Hola, salut à toi et welcome Atacama!

Last time I heard music from a composer/architect, the piece was called Metastasis and the guy's name was Ιάννης Ξενάκης. Seriously, that piece changed my perception of glissandi :mrgreen: 

Christian


----------



## Thonex (Aug 23, 2008)

Bienvenue à notre petit coin de l'univers musical. 

Nous sommes heureux de vous avoir ici.

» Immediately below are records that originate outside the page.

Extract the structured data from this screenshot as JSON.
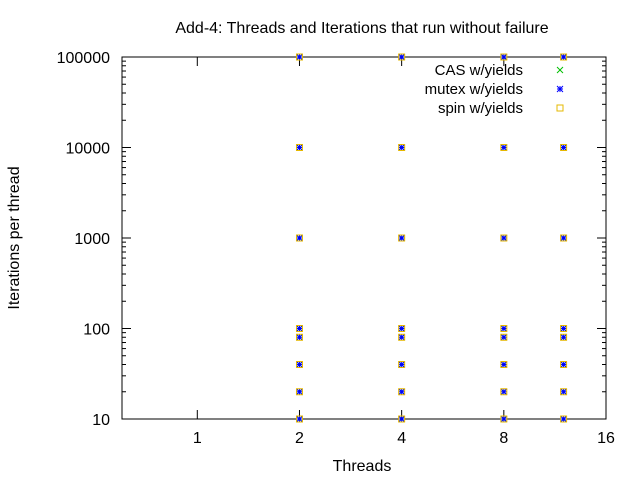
{
  "chart_data": {
    "type": "scatter",
    "title": "Add-4: Threads and Iterations that run without failure",
    "xlabel": "Threads",
    "ylabel": "Iterations per thread",
    "x_scale": "log2",
    "y_scale": "log10",
    "xlim": [
      0.6,
      16
    ],
    "ylim": [
      10,
      100000
    ],
    "x_ticks": [
      1,
      2,
      4,
      8,
      16
    ],
    "x_tick_labels": [
      "1",
      "2",
      "4",
      "8",
      "16"
    ],
    "y_ticks": [
      10,
      100,
      1000,
      10000,
      100000
    ],
    "y_tick_labels": [
      "10",
      "100",
      "1000",
      "10000",
      "100000"
    ],
    "grid": false,
    "legend_position": "top-right",
    "series": [
      {
        "name": "CAS w/yields",
        "marker": "x",
        "color": "#00c000",
        "points": [
          [
            2,
            10
          ],
          [
            2,
            20
          ],
          [
            2,
            40
          ],
          [
            2,
            80
          ],
          [
            2,
            100
          ],
          [
            2,
            1000
          ],
          [
            2,
            10000
          ],
          [
            2,
            100000
          ],
          [
            4,
            10
          ],
          [
            4,
            20
          ],
          [
            4,
            40
          ],
          [
            4,
            80
          ],
          [
            4,
            100
          ],
          [
            4,
            1000
          ],
          [
            4,
            10000
          ],
          [
            4,
            100000
          ],
          [
            8,
            10
          ],
          [
            8,
            20
          ],
          [
            8,
            40
          ],
          [
            8,
            80
          ],
          [
            8,
            100
          ],
          [
            8,
            1000
          ],
          [
            8,
            10000
          ],
          [
            8,
            100000
          ],
          [
            12,
            10
          ],
          [
            12,
            20
          ],
          [
            12,
            40
          ],
          [
            12,
            80
          ],
          [
            12,
            100
          ],
          [
            12,
            1000
          ],
          [
            12,
            10000
          ],
          [
            12,
            100000
          ]
        ]
      },
      {
        "name": "mutex w/yields",
        "marker": "asterisk",
        "color": "#0000ff",
        "points": [
          [
            2,
            10
          ],
          [
            2,
            20
          ],
          [
            2,
            40
          ],
          [
            2,
            80
          ],
          [
            2,
            100
          ],
          [
            2,
            1000
          ],
          [
            2,
            10000
          ],
          [
            2,
            100000
          ],
          [
            4,
            10
          ],
          [
            4,
            20
          ],
          [
            4,
            40
          ],
          [
            4,
            80
          ],
          [
            4,
            100
          ],
          [
            4,
            1000
          ],
          [
            4,
            10000
          ],
          [
            4,
            100000
          ],
          [
            8,
            10
          ],
          [
            8,
            20
          ],
          [
            8,
            40
          ],
          [
            8,
            80
          ],
          [
            8,
            100
          ],
          [
            8,
            1000
          ],
          [
            8,
            10000
          ],
          [
            8,
            100000
          ],
          [
            12,
            10
          ],
          [
            12,
            20
          ],
          [
            12,
            40
          ],
          [
            12,
            80
          ],
          [
            12,
            100
          ],
          [
            12,
            1000
          ],
          [
            12,
            10000
          ],
          [
            12,
            100000
          ]
        ]
      },
      {
        "name": "spin w/yields",
        "marker": "square",
        "color": "#e6b800",
        "points": [
          [
            2,
            10
          ],
          [
            2,
            20
          ],
          [
            2,
            40
          ],
          [
            2,
            80
          ],
          [
            2,
            100
          ],
          [
            2,
            1000
          ],
          [
            2,
            10000
          ],
          [
            2,
            100000
          ],
          [
            4,
            10
          ],
          [
            4,
            20
          ],
          [
            4,
            40
          ],
          [
            4,
            80
          ],
          [
            4,
            100
          ],
          [
            4,
            1000
          ],
          [
            4,
            10000
          ],
          [
            4,
            100000
          ],
          [
            8,
            10
          ],
          [
            8,
            20
          ],
          [
            8,
            40
          ],
          [
            8,
            80
          ],
          [
            8,
            100
          ],
          [
            8,
            1000
          ],
          [
            8,
            10000
          ],
          [
            8,
            100000
          ],
          [
            12,
            10
          ],
          [
            12,
            20
          ],
          [
            12,
            40
          ],
          [
            12,
            80
          ],
          [
            12,
            100
          ],
          [
            12,
            1000
          ],
          [
            12,
            10000
          ],
          [
            12,
            100000
          ]
        ]
      }
    ]
  }
}
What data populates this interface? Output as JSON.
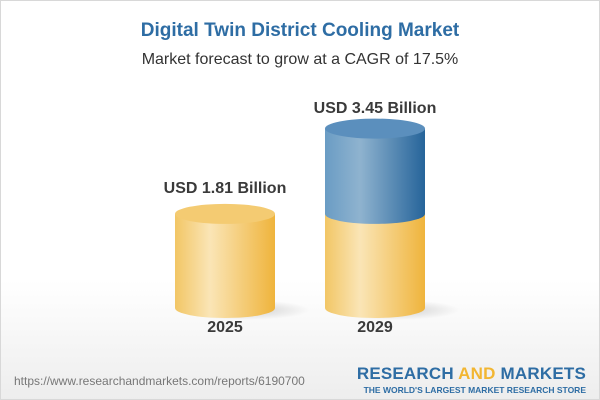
{
  "title": "Digital Twin District Cooling Market",
  "subtitle": "Market forecast to grow at a CAGR of 17.5%",
  "chart_data": {
    "type": "bar",
    "style": "3d-cylinder",
    "categories": [
      "2025",
      "2029"
    ],
    "values": [
      1.81,
      3.45
    ],
    "value_labels": [
      "USD 1.81 Billion",
      "USD 3.45 Billion"
    ],
    "unit": "USD Billion",
    "colors": {
      "base": "#f2c25a",
      "growth": "#3a78ad"
    }
  },
  "footer": {
    "url": "https://www.researchandmarkets.com/reports/6190700",
    "logo_left": "RESEARCH",
    "logo_and": "AND",
    "logo_right": "MARKETS",
    "tagline": "THE WORLD'S LARGEST MARKET RESEARCH STORE"
  }
}
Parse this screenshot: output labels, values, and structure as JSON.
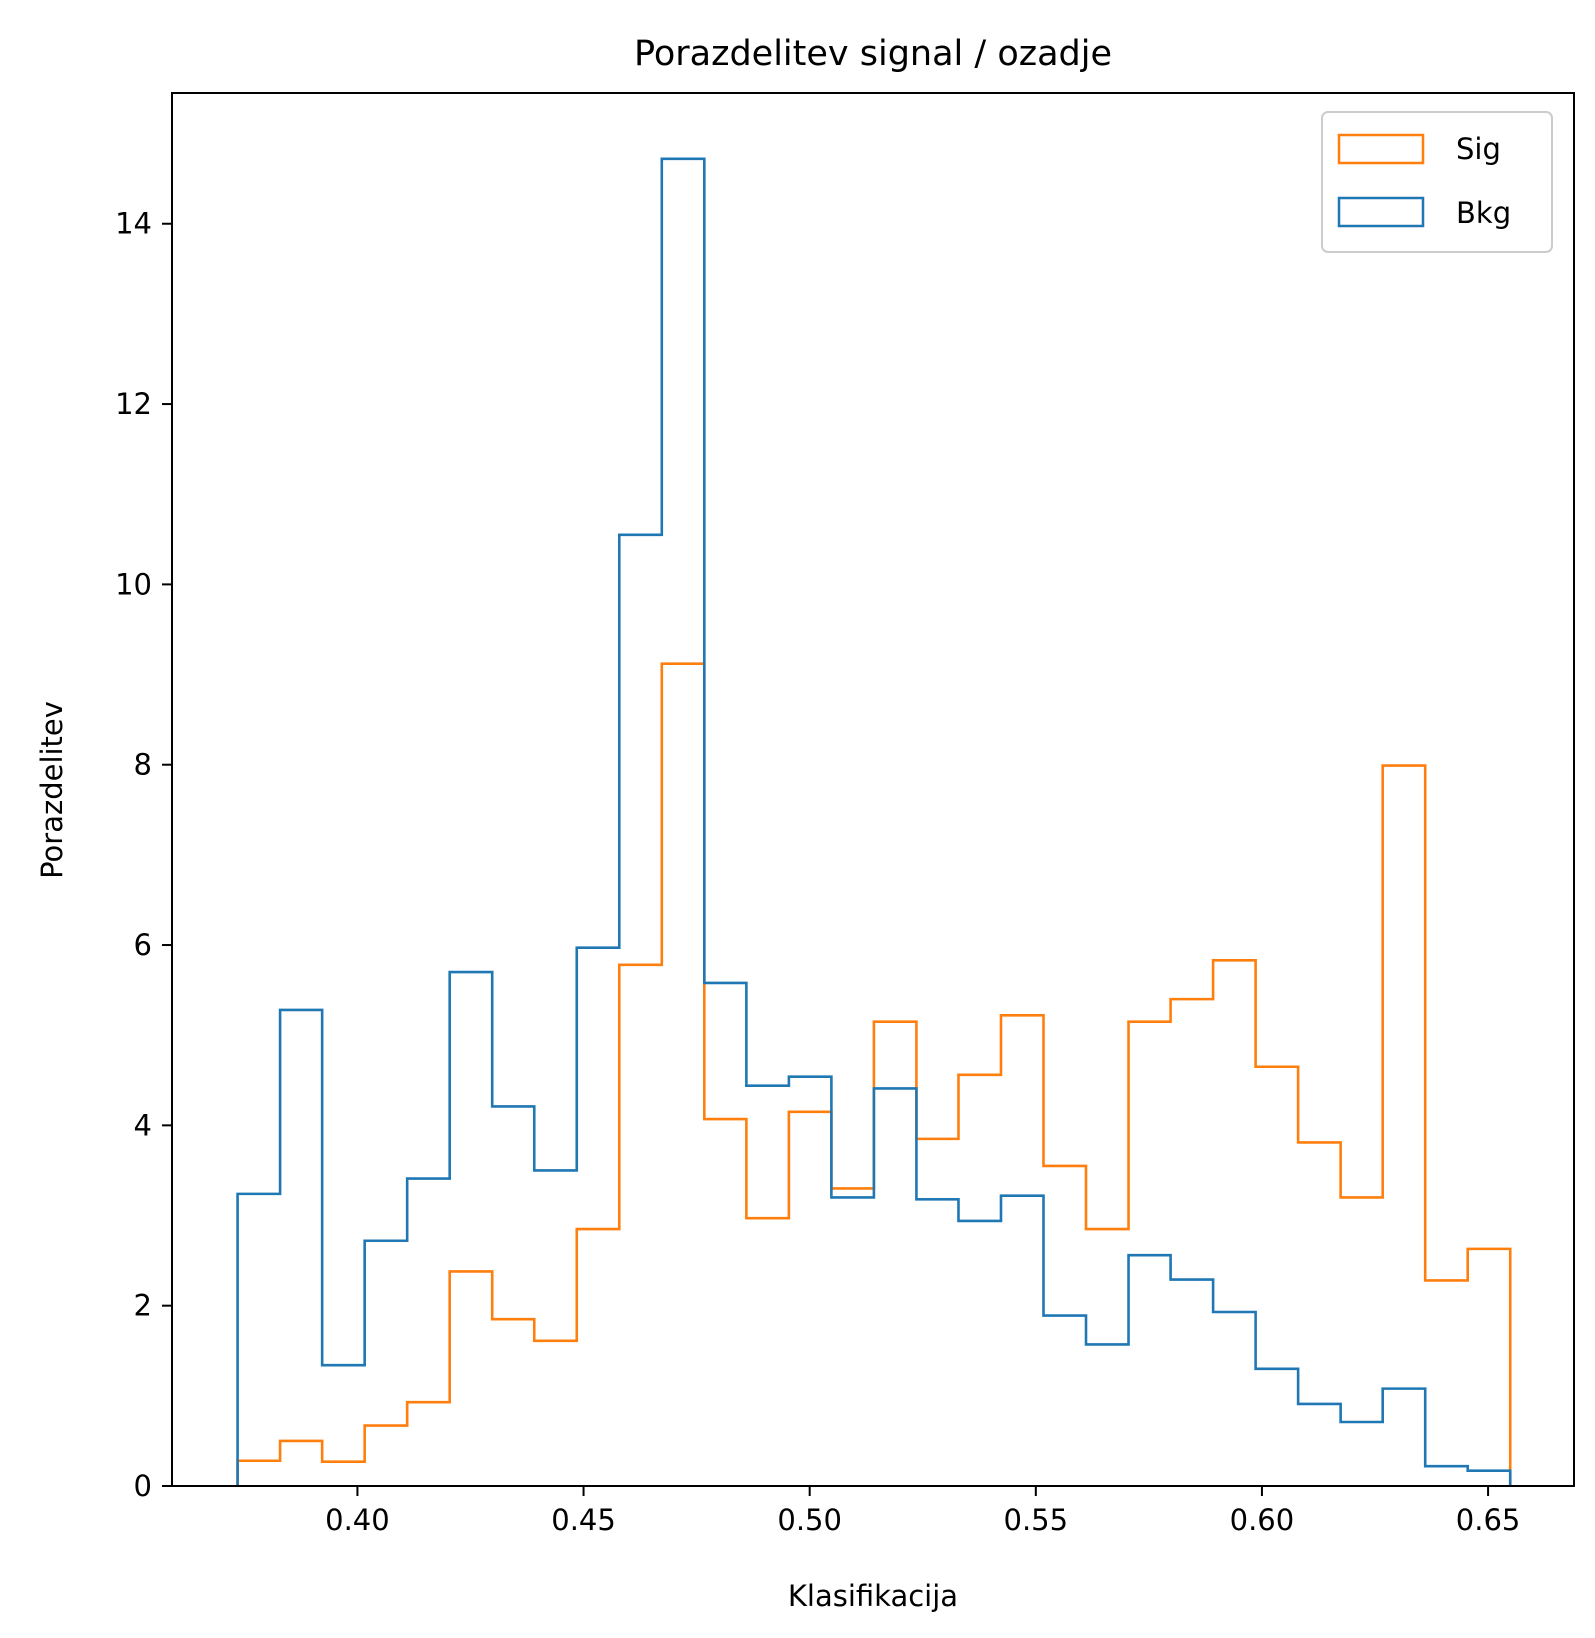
{
  "chart_data": {
    "type": "histogram",
    "title": "Porazdelitev signal / ozadje",
    "xlabel": "Klasifikacija",
    "ylabel": "Porazdelitev",
    "xlim": [
      0.359,
      0.669
    ],
    "ylim": [
      0,
      15.45
    ],
    "x_ticks": [
      0.4,
      0.45,
      0.5,
      0.55,
      0.6,
      0.65
    ],
    "x_tick_labels": [
      "0.40",
      "0.45",
      "0.50",
      "0.55",
      "0.60",
      "0.65"
    ],
    "y_ticks": [
      0,
      2,
      4,
      6,
      8,
      10,
      12,
      14
    ],
    "y_tick_labels": [
      "0",
      "2",
      "4",
      "6",
      "8",
      "10",
      "12",
      "14"
    ],
    "bin_edges": [
      0.3735,
      0.3829,
      0.3922,
      0.4016,
      0.411,
      0.4204,
      0.4298,
      0.4391,
      0.4485,
      0.4579,
      0.4673,
      0.4767,
      0.486,
      0.4954,
      0.5048,
      0.5142,
      0.5236,
      0.5329,
      0.5423,
      0.5517,
      0.5611,
      0.5705,
      0.5798,
      0.5892,
      0.5986,
      0.608,
      0.6174,
      0.6267,
      0.6361,
      0.6455,
      0.6549
    ],
    "legend_position": "upper right",
    "grid": false,
    "series": [
      {
        "name": "Sig",
        "color": "#ff7f0e",
        "values": [
          0.28,
          0.5,
          0.27,
          0.67,
          0.93,
          2.38,
          1.85,
          1.61,
          2.85,
          5.78,
          9.12,
          4.07,
          2.97,
          4.15,
          3.3,
          5.15,
          3.85,
          4.56,
          5.22,
          3.55,
          2.85,
          5.15,
          5.4,
          5.83,
          4.65,
          3.81,
          3.2,
          7.99,
          2.28,
          2.63
        ]
      },
      {
        "name": "Bkg",
        "color": "#1f77b4",
        "values": [
          3.24,
          5.28,
          1.34,
          2.72,
          3.41,
          5.7,
          4.21,
          3.5,
          5.97,
          10.55,
          14.72,
          5.58,
          4.44,
          4.54,
          3.2,
          4.41,
          3.18,
          2.94,
          3.22,
          1.89,
          1.57,
          2.56,
          2.29,
          1.93,
          1.3,
          0.91,
          0.71,
          1.08,
          0.22,
          0.17
        ]
      }
    ]
  }
}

Ne vous inquiétez pas de votre anglais...
de toutes facon, il semble que les Européens parlent anglais mieux que les Américains. 

Cheers,

T


----------



## Robobino (Aug 23, 2008)

Thonex @ Sat Aug 23 said:


> de toutes facon, il semble que les Européens parlent anglais mieux que les Américains.
> 
> Cheers,
> 
> T


Pas juste les Européens, les Québécois aussi, héhé... Parlez-en à notre belle Céline... o-[][]-o


----------



## alphonse (Aug 23, 2008)

hola amigo san pedro es mi pueblito non sans dec good music

si po


----------



## Atacama (Aug 23, 2008)

Hello,
I'm very glad about your kind words....
I feel fine about this forum.., better than others,....
and I hope you will listen to my music,
Beside I need to have a feedback from you,
Whatever bad or good critics, everything is welcome
in order to progress....
Cheers
Pablo

DESERT SONGS (Arabian dreams): 

http://www.box.net/shared/z6l1jyfx15 
http://www.box.net/shared/7tyg3c797f 
http://www.box.net/shared/bzanskkxrp 

I hope you can enjoy 

Greetings


----------



## Atacama (Aug 23, 2008)

San Pedro de Atacama?
Are you kidding?
Cheers again


----------



## CFDG (Aug 25, 2008)

Robobino @ Sat Aug 23 said:


> Pas juste les Européens, les Québécois aussi, héhé... Parlez-en à notre belle Céline... o-[][]-o


En passant, on attend toujours des excuses officielles pour nous avoir confié Roch Voisine si longtemps. >8o o=<


----------



## Markus S (Sep 14, 2008)

Hi from Paris also! :D


----------